Fünf Egel für ein Halleluja    ■ Von Wiglaf Droste

Auf der Bühne der Bar jeder Vernunft ist „das popkulturelle Quintett“ angekündigt. So wirft der Ullstein Verlag fünf jüngere Männer auf den Markt, so lassen sie sich werfen. „Tristesse Royale“ wird präsentiert, „fünf Autoren, fünf Haltungen, eine Generation“ sind angekündigt – „fünf Egel“, die „zeigen, wie man dem ganzen Schlamassel unserer Zeit mit Anstand entkommen kann“.

Fünf Egel? Wirklich Egel? Nicht Engel? Oder Ekel? Nein: mit voller Absicht „Egel“, englisch Suckers. Fünf Egel für ein Halleluja? Fünf braune Ledersessel stehen auf der Bühne; die Ullstein-Lektorin teilt mit, dass sie dem Restaurant Treviso entliehen sind. Die Sessel, nicht die Autoren.
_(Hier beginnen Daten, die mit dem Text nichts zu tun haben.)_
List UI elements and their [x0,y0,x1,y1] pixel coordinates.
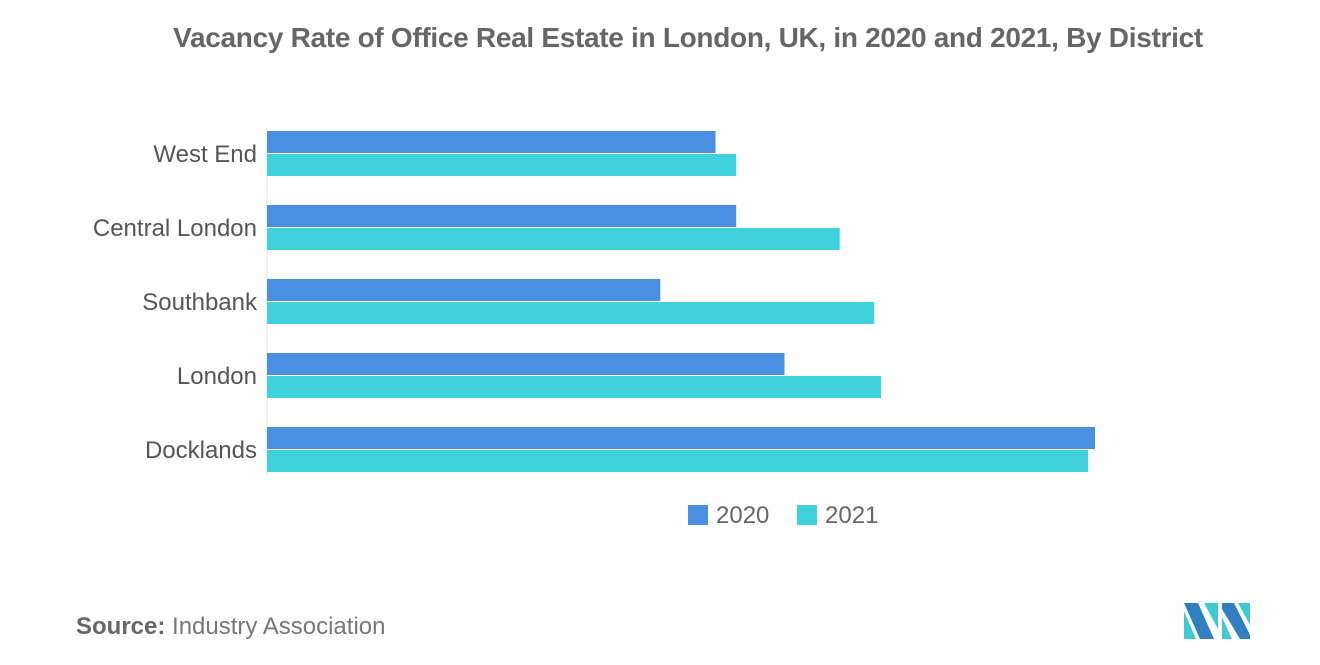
legend-label-2020: 2020 [716,502,769,529]
category-label: London [177,363,257,390]
bar-2021-docklands [267,450,1089,472]
legend-label-2021: 2021 [825,502,878,529]
category-label: West End [153,141,257,168]
bar-2020-docklands [267,427,1095,449]
chart-title: Vacancy Rate of Office Real Estate in Lo… [173,22,1203,53]
source-label: Source: [76,613,166,640]
bar-2021-central-london [267,228,840,250]
bar-2021-southbank [267,302,875,324]
bar-2020-southbank [267,279,661,301]
category-label: Southbank [142,289,258,316]
bar-2020-london [267,353,785,375]
bar-2020-west-end [267,131,716,153]
category-label: Docklands [145,437,257,464]
legend-swatch-2020 [688,505,708,525]
source-text: Industry Association [172,613,386,640]
mordor-logo-icon [1184,603,1250,639]
legend-swatch-2021 [797,505,817,525]
bar-chart: West End Central London Southbank London Doc… [93,128,1095,529]
category-label: Central London [93,215,257,242]
source-note: Source: Industry Association [76,613,385,641]
bar-2020-central-london [267,205,737,227]
bar-2021-london [267,376,882,398]
bar-2021-west-end [267,154,737,176]
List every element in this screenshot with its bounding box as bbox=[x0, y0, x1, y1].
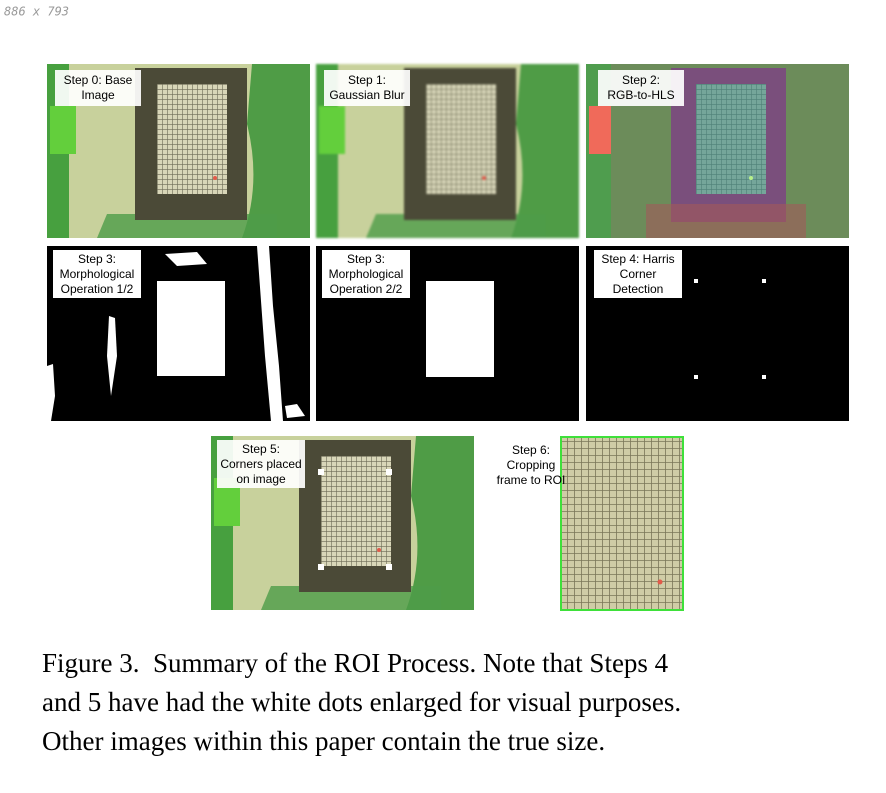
caption: Figure 3. Summary of the ROI Process. No… bbox=[42, 644, 681, 761]
label-box bbox=[55, 70, 141, 106]
cropped-image bbox=[560, 436, 684, 611]
panel-label: Gaussian Blur bbox=[329, 88, 404, 102]
panel-label: Step 3: bbox=[347, 252, 385, 266]
panel-label: Image bbox=[81, 88, 115, 102]
panel-label: frame to ROI bbox=[497, 473, 566, 487]
label-box bbox=[217, 440, 305, 488]
watermark: 886 x 793 bbox=[4, 5, 69, 19]
label-box bbox=[324, 70, 410, 106]
panel: Step 3: Morphological Operation 1/2 bbox=[47, 246, 310, 421]
panel-label: Operation 2/2 bbox=[330, 282, 403, 296]
panel-label: Corner bbox=[620, 267, 657, 281]
panel-label: Step 3: bbox=[78, 252, 116, 266]
panel-label: Operation 1/2 bbox=[61, 282, 134, 296]
panel: Step 5: Corners placed on image bbox=[211, 436, 474, 610]
panel: Step 4: Harris Corner Detection bbox=[586, 246, 849, 421]
panel-label: Morphological bbox=[60, 267, 135, 281]
panel-label: Step 5: bbox=[242, 442, 280, 456]
panel-label: Step 0: Base bbox=[64, 73, 133, 87]
label-box bbox=[594, 250, 682, 298]
label-box bbox=[598, 70, 684, 106]
panel-label: Step 2: bbox=[622, 73, 660, 87]
panel-label: RGB-to-HLS bbox=[607, 88, 674, 102]
panel: Step 2: RGB-to-HLS bbox=[586, 64, 849, 238]
panel-label: Corners placed bbox=[220, 457, 301, 471]
panel-label: on image bbox=[236, 472, 286, 486]
panel-label: Detection bbox=[613, 282, 664, 296]
panel-label: Step 6: bbox=[512, 443, 550, 457]
figure: 886 x 793 Step 0: Base Image Step 1: Gau… bbox=[4, 5, 849, 611]
panel: Step 3: Morphological Operation 2/2 bbox=[316, 246, 579, 421]
label-box bbox=[322, 250, 410, 298]
panel-label: Step 1: bbox=[348, 73, 386, 87]
panel: Step 6: Cropping frame to ROI bbox=[497, 436, 684, 611]
panel-label: Cropping bbox=[507, 458, 556, 472]
label-box bbox=[53, 250, 141, 298]
panel: Step 0: Base Image bbox=[47, 64, 310, 238]
panel-label: Morphological bbox=[329, 267, 404, 281]
caption-line: Other images within this paper contain t… bbox=[42, 726, 606, 756]
caption-line: Figure 3. Summary of the ROI Process. No… bbox=[42, 648, 669, 678]
caption-line: and 5 have had the white dots enlarged f… bbox=[42, 687, 682, 717]
panel: Step 1: Gaussian Blur bbox=[316, 64, 579, 238]
panel-label: Step 4: Harris bbox=[601, 252, 674, 266]
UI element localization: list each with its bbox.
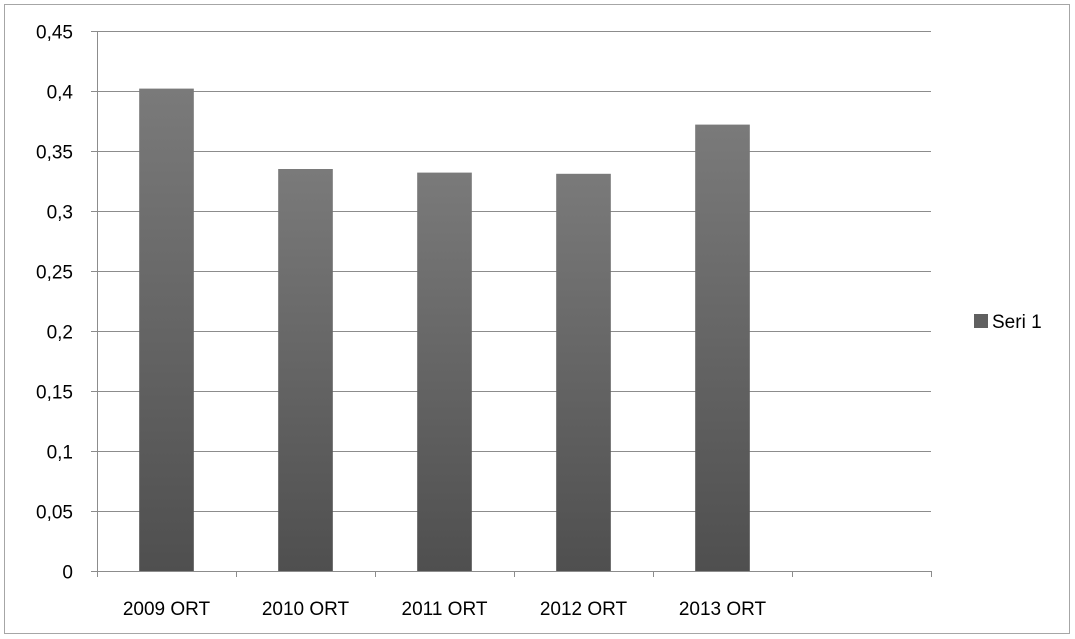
legend-swatch-seri-1 [974, 314, 988, 328]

Es beginnt mit Dias, von der Wiege bis zum Jetztgrab. Nur einem, dem Benjamin der Runde, ist diese Nabelschnurschau peinlich: Bilder von sich zeigt er keine. Dafür kann er vorlesen; die anderen vier stammeln eher, was nicht uncharmant sein müsste, wenn sie dabei nicht verkrampft versuchten, ihre Unfähigkeit zum guten Entertainment, dessen Mangel sie sehr bewehklagen, als Souveränität zu verkaufen. Das geht gar nicht. Die Geste der Arroganz implodiert, wenn sie im eigenen Schweiß steht.

Zäh zertropft die Zeit. Als man nach drei Stunden auf die Uhr sieht, sind erst 40 Minuten vorbei. „Wie dem auch sei“, liest einer seinen Kernsatz aus dem Buch. Das Schlimmste sei die Langeweile, sagt ein anderer. Das ist dann sehr langweilig. Das Publikum rutscht schon bald auf dem Hintern herum, beginnt halblaut zu sprechen. Mancher steht auf und geht, viele sieht man mürbe verzweifelt die Köpfe in die Hände stützen. Nicht wenigen ist glücklicher Schlummer vergönnt.

Vereinzelt verursacht das Ausmaß an Peinlichkeit und Schlechtsein auch Aggression. Die zieht vor allem, von ihm nachgerade herbeigebettelt, der Herausgeber von „Tristesse Royale“ auf sich, ein Herr Besing, der sich nach einem gescheiterten Dasein als B.Z.-Restaurantkritiker im Zivilleben offenbar gar nicht mehr zurechtfindet. Sein Gesicht, das vom Verzehr doofer Drogen glänzt wie ein schwitzender Hüttenkäse, zerknüllt er zu einer Maske der Blasiertheit. „Gleich an die Wand stellen!“, verlangt Susanne, die schönste Frau der Welt. – „Und dann für immer da stehen lassen“, mildert ihr Begleiter, denn der ist ein gelassener Humanist: „Das ist für so was die härteste Strafe.“

Aber wer will schon strafen? Spaß haben möchte man – nicht, weil die Redakteure des intellektuellen Trockendocks Die Zeit geschworen haben, den Spaß, den zu haben sie nicht in der Lage sind, auch anderen nicht zu gönnen. Sondern weil man das wirklich möchte. Nur ist Spaß selten das, was als Spaß verkauft wird. Ganz sicher aber ist es kein Spaß, Blödmännern beim Blödsein zuzugucken und -zuhören.

Ganz mutig machen sich die Ullstein-Boys über die her, die dieses Land wirklich regieren: Wolfgang Petry und die Scorpions. Das entstaubte Medium Lesung bringen sie auf die Günter-Grass-VHS-Gähn-Ebene zurück. Ausgerechnet sie, die Schnösel. Ist es wirklich die historische Aufgabe von Männern am Ende der Pubertät – Ende 20 bis Mitte 30 –, den vor Jahren von anderen längst heruntergetragenen Müll noch einmal zu sortieren?